Pânico nas Ruas / Panic in the Streets / 1950 foi o primeiro filme no qual Kazan se libertou dos constrangimentos dos estúdios e se arriscou a fazer um cinema muito mais livre, com a marca de sua personalidade (“Ninguém no estúdio controlou nosso trabalho”). Em New Orleans, o corpo não identificado de uma vítima de roubo e assassinato é descoberto perto do cais, contendo uma doença contagiosa mortal: a peste pneumônica. O Dr. Clinton Reed (Richard Widmark), da Saúde Pública, com a ajuda da polícia, sob o comando do Capitão Tom Warren (Paul Douglas), tem quarenta e oito horas para encontrar os criminosos, provavelmente contaminados, sob pena de se alastrar uma epidemia por toda a cidade. Blackie (Jack Palance), o assassino, se espanta ao ver a polícia tão engajada em descobrir o responsável: para ele Kochak (Lewis Charles), a vítima, devia ter ligacões com um tráfico muito lucrativo, o que explicaria todo o aparato policial. Ele e seu cúmplice Fitch (Zero Mostel) decidem procurar Poldi (Guy Thomajan), o primo do morto, para saber mais a respeito.
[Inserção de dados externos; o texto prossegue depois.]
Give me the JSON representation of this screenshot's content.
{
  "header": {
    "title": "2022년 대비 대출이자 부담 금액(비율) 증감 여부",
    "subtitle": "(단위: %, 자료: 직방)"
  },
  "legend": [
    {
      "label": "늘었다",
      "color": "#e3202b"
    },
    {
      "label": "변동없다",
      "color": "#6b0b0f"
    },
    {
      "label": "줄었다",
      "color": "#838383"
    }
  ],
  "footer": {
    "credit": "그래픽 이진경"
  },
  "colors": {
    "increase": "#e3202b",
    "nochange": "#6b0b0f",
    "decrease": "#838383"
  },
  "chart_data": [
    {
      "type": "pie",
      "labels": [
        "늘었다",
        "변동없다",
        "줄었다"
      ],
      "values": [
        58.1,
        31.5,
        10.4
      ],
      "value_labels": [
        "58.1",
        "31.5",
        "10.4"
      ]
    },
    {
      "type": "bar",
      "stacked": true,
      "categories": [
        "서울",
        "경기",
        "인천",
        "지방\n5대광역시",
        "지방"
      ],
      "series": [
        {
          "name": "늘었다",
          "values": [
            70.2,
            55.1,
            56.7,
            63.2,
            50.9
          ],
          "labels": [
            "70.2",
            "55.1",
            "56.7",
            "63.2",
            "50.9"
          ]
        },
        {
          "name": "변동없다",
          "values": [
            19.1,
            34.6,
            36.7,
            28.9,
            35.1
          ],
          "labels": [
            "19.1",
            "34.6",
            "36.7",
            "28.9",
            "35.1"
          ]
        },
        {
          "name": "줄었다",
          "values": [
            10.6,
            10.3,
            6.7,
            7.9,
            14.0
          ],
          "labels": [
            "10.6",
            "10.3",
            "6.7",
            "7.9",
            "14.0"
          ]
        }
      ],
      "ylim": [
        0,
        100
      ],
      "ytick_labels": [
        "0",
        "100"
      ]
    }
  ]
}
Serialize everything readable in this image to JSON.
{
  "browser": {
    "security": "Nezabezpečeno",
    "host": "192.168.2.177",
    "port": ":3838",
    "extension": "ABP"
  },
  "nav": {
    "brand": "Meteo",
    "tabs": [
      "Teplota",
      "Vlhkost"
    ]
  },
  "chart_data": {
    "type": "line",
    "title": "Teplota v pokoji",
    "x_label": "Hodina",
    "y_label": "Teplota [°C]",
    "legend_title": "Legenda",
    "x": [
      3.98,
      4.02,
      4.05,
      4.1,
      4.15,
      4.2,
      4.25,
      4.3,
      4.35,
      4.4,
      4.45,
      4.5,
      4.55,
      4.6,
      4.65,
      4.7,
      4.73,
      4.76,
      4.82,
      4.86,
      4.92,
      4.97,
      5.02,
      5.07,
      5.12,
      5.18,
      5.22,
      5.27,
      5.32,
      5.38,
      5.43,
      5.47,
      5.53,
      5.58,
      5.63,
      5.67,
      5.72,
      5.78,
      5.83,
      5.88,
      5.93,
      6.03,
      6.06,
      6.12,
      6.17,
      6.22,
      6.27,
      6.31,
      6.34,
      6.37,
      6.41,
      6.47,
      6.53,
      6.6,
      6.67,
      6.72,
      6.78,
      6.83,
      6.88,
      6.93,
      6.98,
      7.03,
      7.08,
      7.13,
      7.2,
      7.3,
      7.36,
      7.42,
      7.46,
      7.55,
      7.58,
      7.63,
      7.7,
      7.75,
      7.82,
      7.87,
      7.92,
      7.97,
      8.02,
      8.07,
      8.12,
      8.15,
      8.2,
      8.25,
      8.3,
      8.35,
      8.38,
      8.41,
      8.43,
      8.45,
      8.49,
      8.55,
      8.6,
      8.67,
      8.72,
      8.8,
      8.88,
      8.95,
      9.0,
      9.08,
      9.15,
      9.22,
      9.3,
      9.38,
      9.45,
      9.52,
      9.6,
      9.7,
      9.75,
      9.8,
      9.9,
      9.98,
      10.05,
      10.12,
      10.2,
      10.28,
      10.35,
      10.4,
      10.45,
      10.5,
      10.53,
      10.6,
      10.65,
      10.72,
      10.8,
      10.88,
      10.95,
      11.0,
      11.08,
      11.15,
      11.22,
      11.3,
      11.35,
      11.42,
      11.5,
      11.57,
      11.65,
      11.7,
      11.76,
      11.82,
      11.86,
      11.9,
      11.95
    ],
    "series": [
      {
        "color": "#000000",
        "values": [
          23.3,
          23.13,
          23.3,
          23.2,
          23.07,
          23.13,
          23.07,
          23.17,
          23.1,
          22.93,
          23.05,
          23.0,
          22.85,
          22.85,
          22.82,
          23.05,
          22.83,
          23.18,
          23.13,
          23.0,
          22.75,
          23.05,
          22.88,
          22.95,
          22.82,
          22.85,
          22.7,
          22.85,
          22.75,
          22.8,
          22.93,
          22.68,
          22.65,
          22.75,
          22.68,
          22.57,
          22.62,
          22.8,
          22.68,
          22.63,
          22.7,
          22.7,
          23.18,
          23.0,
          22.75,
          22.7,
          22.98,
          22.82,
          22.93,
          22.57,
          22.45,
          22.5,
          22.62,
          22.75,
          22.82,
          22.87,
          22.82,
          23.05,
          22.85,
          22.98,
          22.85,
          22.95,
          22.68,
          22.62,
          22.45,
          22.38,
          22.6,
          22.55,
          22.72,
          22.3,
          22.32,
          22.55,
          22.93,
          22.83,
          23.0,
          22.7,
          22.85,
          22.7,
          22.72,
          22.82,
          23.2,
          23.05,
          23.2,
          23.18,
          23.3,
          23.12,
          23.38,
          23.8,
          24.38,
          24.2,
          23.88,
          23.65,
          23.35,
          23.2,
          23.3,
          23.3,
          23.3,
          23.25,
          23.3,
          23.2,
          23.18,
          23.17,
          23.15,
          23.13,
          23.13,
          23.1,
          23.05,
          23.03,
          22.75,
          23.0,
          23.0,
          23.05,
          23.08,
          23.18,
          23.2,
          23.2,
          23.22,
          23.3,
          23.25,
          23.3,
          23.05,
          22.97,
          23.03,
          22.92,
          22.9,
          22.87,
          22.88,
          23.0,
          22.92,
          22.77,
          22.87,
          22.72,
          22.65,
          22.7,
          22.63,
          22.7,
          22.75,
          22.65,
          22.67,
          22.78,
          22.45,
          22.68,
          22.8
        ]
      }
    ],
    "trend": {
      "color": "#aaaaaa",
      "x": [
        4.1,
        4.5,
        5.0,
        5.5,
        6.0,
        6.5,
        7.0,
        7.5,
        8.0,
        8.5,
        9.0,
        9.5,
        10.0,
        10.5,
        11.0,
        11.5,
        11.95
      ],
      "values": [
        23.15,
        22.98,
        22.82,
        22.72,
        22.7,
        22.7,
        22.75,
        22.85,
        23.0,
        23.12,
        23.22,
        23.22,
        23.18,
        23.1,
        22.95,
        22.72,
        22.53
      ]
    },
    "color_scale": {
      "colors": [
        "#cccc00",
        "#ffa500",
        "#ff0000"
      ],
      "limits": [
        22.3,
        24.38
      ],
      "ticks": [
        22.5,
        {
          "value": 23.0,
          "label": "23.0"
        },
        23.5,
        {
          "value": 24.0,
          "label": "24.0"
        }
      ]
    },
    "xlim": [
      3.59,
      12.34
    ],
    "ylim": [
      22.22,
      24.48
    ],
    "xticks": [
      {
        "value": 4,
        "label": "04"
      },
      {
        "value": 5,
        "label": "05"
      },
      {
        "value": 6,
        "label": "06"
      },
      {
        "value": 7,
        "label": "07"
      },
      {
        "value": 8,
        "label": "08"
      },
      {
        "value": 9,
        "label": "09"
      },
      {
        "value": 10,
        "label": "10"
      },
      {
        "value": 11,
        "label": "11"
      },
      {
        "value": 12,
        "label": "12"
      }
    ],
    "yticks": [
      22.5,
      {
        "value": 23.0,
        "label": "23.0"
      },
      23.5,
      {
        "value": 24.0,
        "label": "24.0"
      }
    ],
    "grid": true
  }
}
Kazan conjuga eficientemente o fato comum (a rotina diária do médico da Saúde Pública) com o extraordinário (o perigo da peste, que pode ser uma metáfora do crime como um uma espécie de doença da ordem social ou do comunismo). Embora o motivo principal do filme seja a tensão física da caçada aos criminosos, vários aspectos sociais e humanos são abordados: a rivalidade e as dúvidas das autoridades, a cortina de ferro contra um repórter curioso e o problema do quê fazer com ele quando descobrir a verdade, a hostilidade e medo de várias pessoas envolvidas direta ou indiretamente como o caso, a necessidade do cumprimento do dever predominando sobre os interesses individuais. Os cenários autênticos são investidos de uma intensidade expressionista em uma perfeita combinação da influência neo-realista com a visão dark do filme noir. Cenas como a morte de Kochak, a de Poldi, e a perseguição de Blackie pelos armazéns de café possuem notável força dramática, acentuada pela excelente iluminação. No final simbólico e memorável, Blackie tenta escapar, arrastando-se pelas amarras da âncora de um navio. O obstáculo que encontra é um dispositivo para impedir que ratos subam a bordo, e o mecanismo funciona: como um rato, ele cai no mar e é preso.